In honor of the long weekend, here are some college career memories of a recent graduate.
It was great, although it didn't go quite she like planned.
She went into the Fall 2003 semester knowing her roommate... she had met her at a VIP day event, another homeschooler with a similar background. So that was a pleasant start. Within the first two weeks she had a job of 20-some hours weekly in the cafeteria. It was a normal year, except for the spring '04 blip where her father went on the transplant list in February.
The second year started out normally with an upgrade in jobs - working in the library and the Language Department. By the time she went home for fall break, her Daddy was in the hospital with his heart failing. Before going back to school, she offered to come home, and so she withdrew from Grace for the spring '05 semester to relieve her Grandpa and Grandma from Iowa homestead duty.
The semester home and summer were absolutely wonderful. One month was just herself and eight of her siblings taking care of themselves. The rest was being all together, finishing up the year-long Spanish and German textbooks and working on the house. She was particularly proud of the hundreds of nails and screws that finally secured the garage roof beams. Her older sister graduated and landed a posh job, which made her even prouder.
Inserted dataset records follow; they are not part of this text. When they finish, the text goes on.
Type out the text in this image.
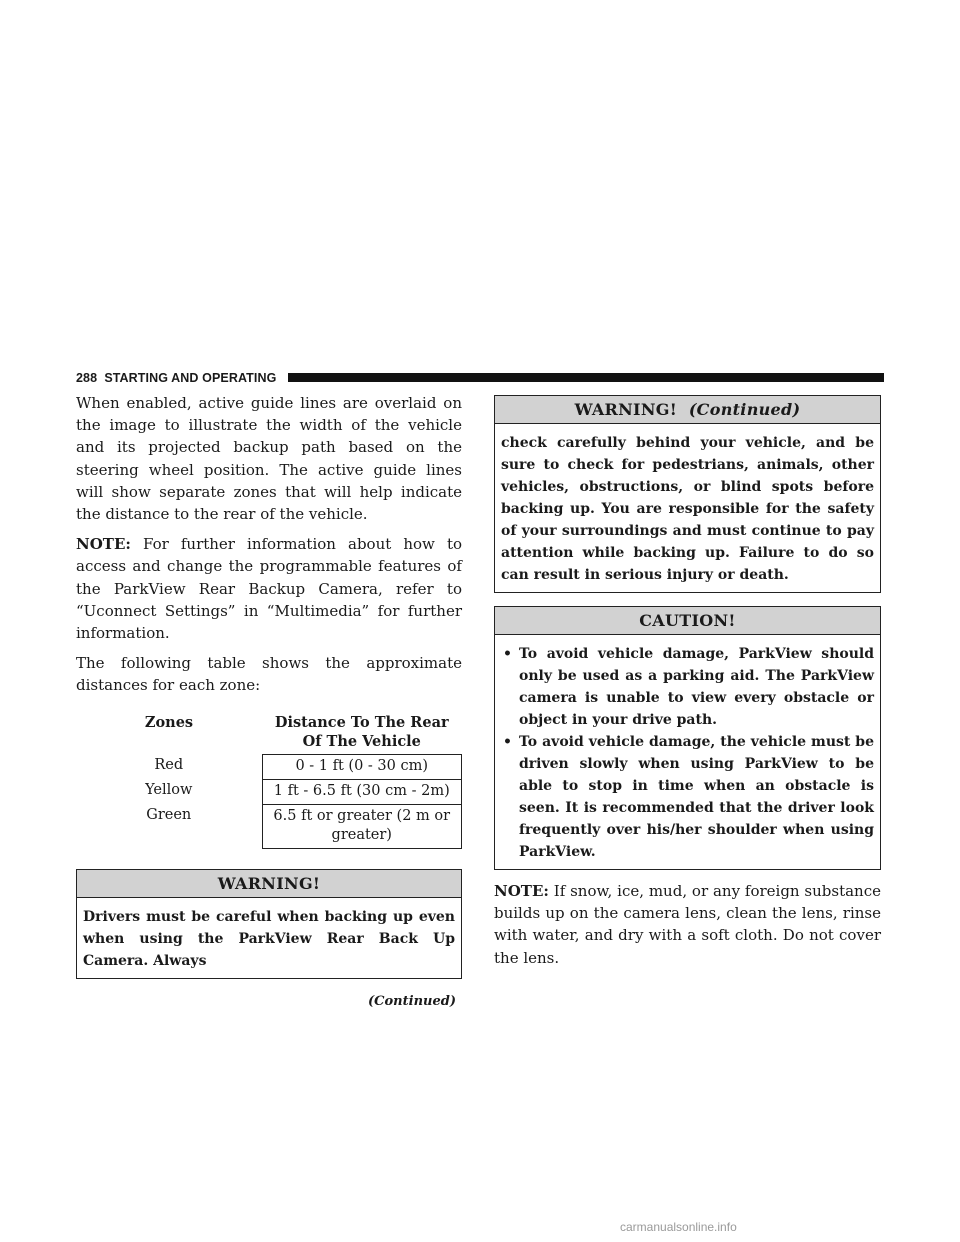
288 STARTING AND OPERATING

When enabled, active guide lines are overlaid on the image to illustrate the width of the vehicle and its projected backup path based on the steering wheel position. The active guide lines will show separate zones that will help indicate the distance to the rear of the vehicle.

NOTE: For further information about how to access and change the programmable features of the ParkView Rear Backup Camera, refer to “Uconnect Settings” in “Multimedia” for further information.

The following table shows the approximate distances for each zone:

Zones	Distance To The Rear Of The Vehicle
Red	0 - 1 ft (0 - 30 cm)
Yellow	1 ft - 6.5 ft (30 cm - 2m)
Green	6.5 ft or greater (2 m or greater)
WARNING!
Drivers must be careful when backing up even when using the ParkView Rear Back Up Camera. Always
(Continued)
WARNING! (Continued)
check carefully behind your vehicle, and be sure to check for pedestrians, animals, other vehicles, obstructions, or blind spots before backing up. You are responsible for the safety of your surroundings and must continue to pay attention while backing up. Failure to do so can result in serious injury or death.
CAUTION!
• To avoid vehicle damage, ParkView should only be used as a parking aid. The ParkView camera is unable to view every obstacle or object in your drive path.
• To avoid vehicle damage, the vehicle must be driven slowly when using ParkView to be able to stop in time when an obstacle is seen. It is recommended that the driver look frequently over his/her shoulder when using ParkView.

NOTE: If snow, ice, mud, or any foreign substance builds up on the camera lens, clean the lens, rinse with water, and dry with a soft cloth. Do not cover the lens.

carmanualsonline.info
Fall '05 was back to school and back to both jobs. Spring '05 was off to the great study abroad adventure which she'd never actually believed would happen. She had started the triple language major knowing that she wanted to study languages, not study abroad. Those semesters abroad proved one thing - if a home schooled country girl homebody could go study in France and Argentina, anyone could do almost anything. (After most of the year abroad, she contemplated finding a way to require every U.S. college student to spend a minimum of three months overseas in order to graduate.)
In 2007 she returned for one more semester at school, ending up with three nice positions - the sole assistant at the Language Department, an ESL instructional assistant at the high school, and a babysitter. She was especially proud of that last one. However, the number of lines filled in her day planner convinced her that humans were not meant to live on full schedules.
There were several exciting times in that memorable last semester, such as when they declared her four credits short of graduating, or informed her after graduation that her loan repayment grace period had been used up during the semester off. But a little help quickly cleared these details away.
So there it went. A B.A. in seven semesters, five of them on campus. Only 2 Bs in her entire college career.
Now there are a couple of ways to list college career accomplishments. Some people would write up all the honors, awards, and participations.
But, when asked, she provided the following two:
-The semester home - an opportunity to help her family and get her student mothering/household-running experience
-The two semesters abroad - opportunities to study in France and Argentina, meet new people, and add more dimensions to life
She did say that if she could do it over again in an ideal world, she would concentrate solely on studies, thinking, and discussions, with absolutely no work or participations of any kind.
[The author, somewhat tired of talking about herself, begs you to excuse her for writing this up in the third person.]